Die Bürger sollen von der Änderung nicht viel mitbekommen. Erftverbands-Sprecherin Luise Bollig verspricht: "Da erledigen jetzt andere Personen in anderer Kleidung exakt die gleichen Aufgaben."

Die Stadt hat die Gewässer-Betreuung aus Kostengründen übertragen. "Der Erftverband hat die größere Erfahrung und kann das viel wirtschaftlicher erledigen", erklärt Stadtsprecher Andreas Sterken. Schließlich unterhält der Erftverband derzeit Fließgewässer auf einer Länge von insgesamt 1249 Kilometern. 242 Mitglieder hat der Verband. Darunter Kommunen, Kreise, Unternehmen und Industrie, zwischen Euskirchen, Heinsberg und Neuss. Für sie betreut er längst nicht nur die Erft.

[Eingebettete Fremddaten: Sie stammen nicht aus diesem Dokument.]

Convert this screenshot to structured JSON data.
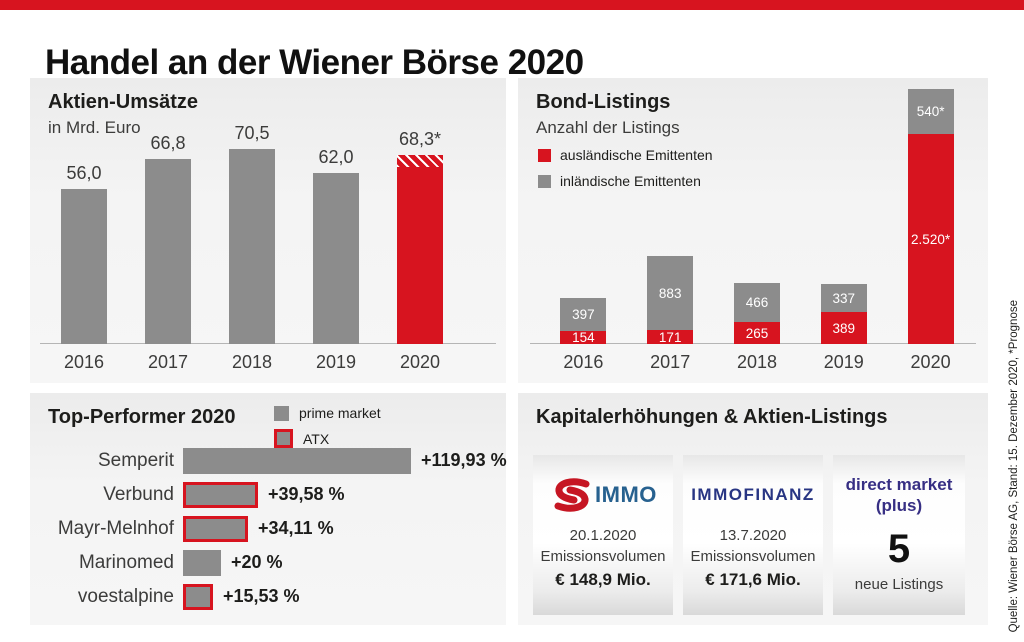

Mittlerweile unterhält der Verband auch drei Kanäle in Zülpich, Meckenheim und Rommerskirchen, erforscht Grundwasser- und Flussverhalten rund um den Tagebau, betreibt sieben Hochwasserrückhaltebecken und beseitigt Abwasser und Klärschlamm — unter anderem in Wevelinghoven, Glehn und Grevenbroich.

Rund 100 Millionen Euro sammelt er jährlich für alle Aufgaben an Mitgliedsbeiträgen ein. 40 000 Euro sollen nun jedes Jahr in die 48 Grevenbroicher Gewässer-Kilometer fließen. Und zu Beginn wird gleich kräftig investiert. Die Gewässermeisterei in Frimmersdorf bekommt einen Neubau für 500 000 Euro. Der Zeitplan ist ehrgeizig: Zwar läuft die Ausschreibung noch, doch Erftverbandsvorstand Wulf Lindner sagt: "Bis Ende des Jahres wollen wir fertig sein."